No infant in our study had culture-proven sepsis, and there was no significant difference between the groups in infection parameters. Unit protocol was to start antibiotics in all cases without an obvious sentinel event as cause of HIE. Antibiotics was also continued beyond 72 h if CRP was still elevated. Cooling may lead to a late peak in CRP in the absence of infection [33], and the use and duration of prophylactic antibiotics in infants with HIE undergoing TH is still a matter of controversy [34]. A high rate of perinatal infection in LMICs has been suggested as a possible reason that TH may not be effective [35,36,37]. This is not supported by our data, and recent studies have reported similar mortality and a beneficial effect on neurodevelopment with TH, even in the presence of infection [38].

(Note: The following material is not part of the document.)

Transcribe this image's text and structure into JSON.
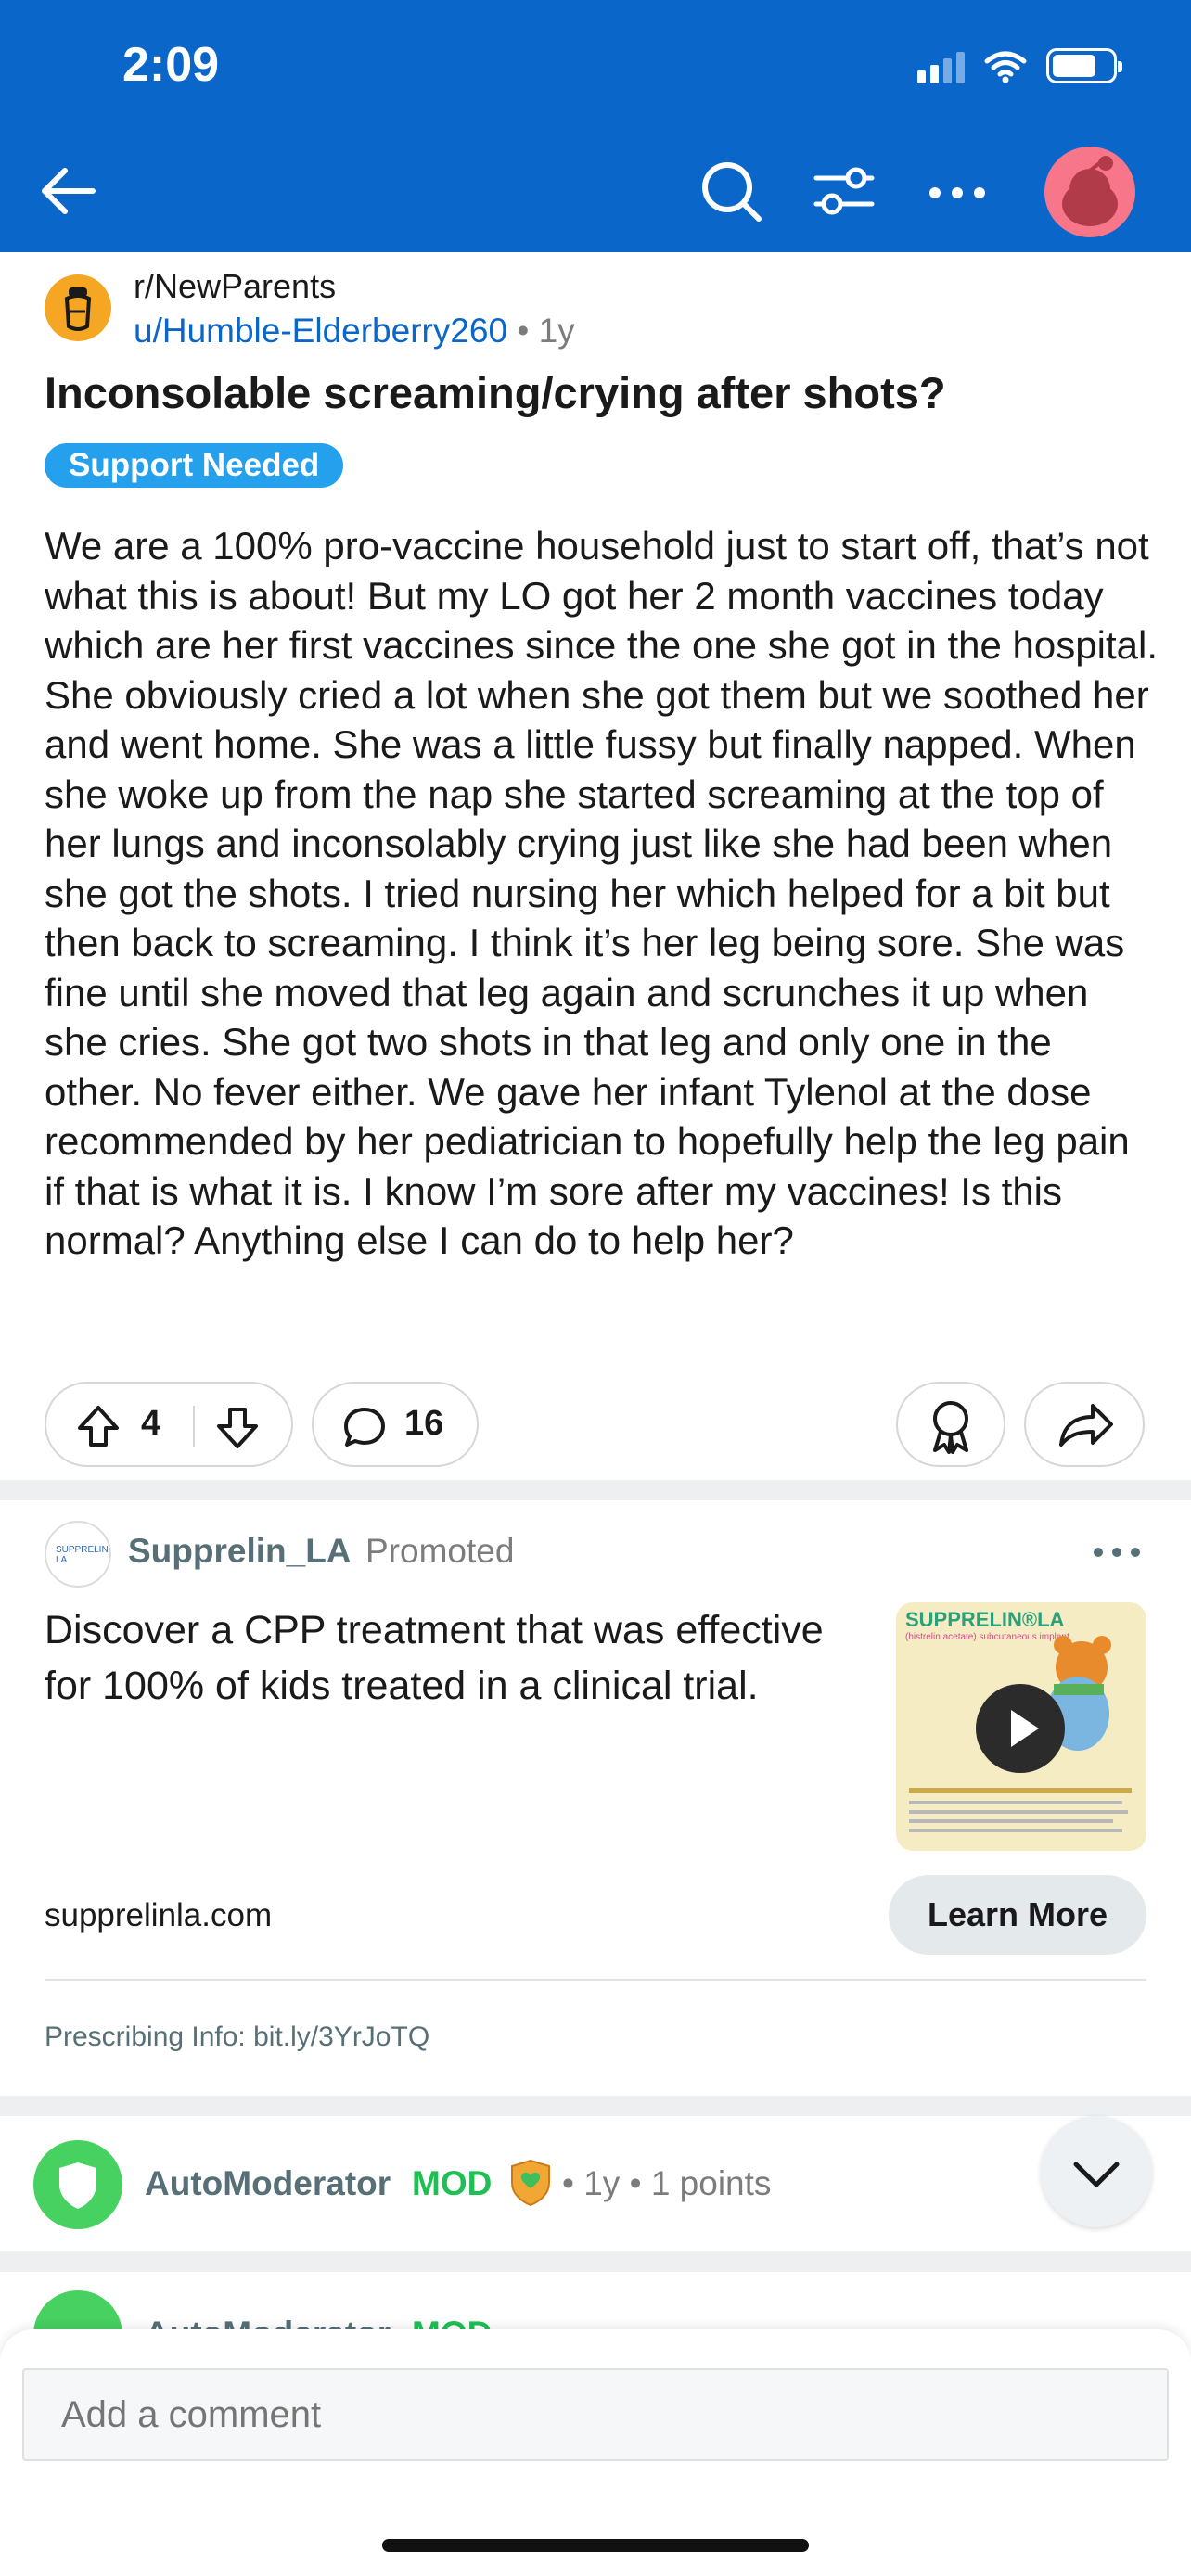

The THIN study has reported improved outcome with TH and these new findings of similar biochemical profiles and level of supportive treatments, support that this treatment is both effective and safe in our setting. A recent Indian cohort study on 155 cooled infants reports a higher incidence of sepsis and more use of invasive ventilation than in our trial, but argues that most cases are manageable in well-equipped NICUs [32]. Although there is no clear consensus on the optimal supportive care for infants receiving TH in any setting, respiratory support, continuous monitoring and preservation of hemodynamic stability, 24/7 imaging services etc. are standard in cooling centers in HICs [7, 21]. These requirements pose a challenge in many low-resource settings, where the access to neonatal intensive care and transport services vary greatly. Clinical guidelines and recommendations for supportive treatments, as well as organization of services including transport, are needed and should be the focus of future research in both HICs and LMICs.

The main limitation of this study is the small sample size. This limits the possibility to make prediction models for outcome based on organ dysfunctions and/or biochemical profiles [39]. We did not have data on blood pressure and some of the biochemical measurements were missing for many infants, especially pH-values. The generalizability of the findings to other populations and settings is unclear. Finally, the data in this study are a post-hoc analysis of an RCT, which is a limitation and require caution when interpreting the results. Despite these limitations, we believe our study supports that the safety and efficacy of TH depends on the level of intensive care available and not population differences as previously suggested [9, 40, 41].

Conclusions

The findings in this post hoc analysis of a single-center RCT from India suggest that cooling for infants with moderate to severe HIE was not associated with more neonatal morbidities compared to standard care with normothermia. Despite lower pH at two time intervals, our findings do not support a negative effect of cooling on organ function in this setting. This suggests that the level of intensive care provided during TH may explain the lack of safety which have been reported in some studies from LMICs.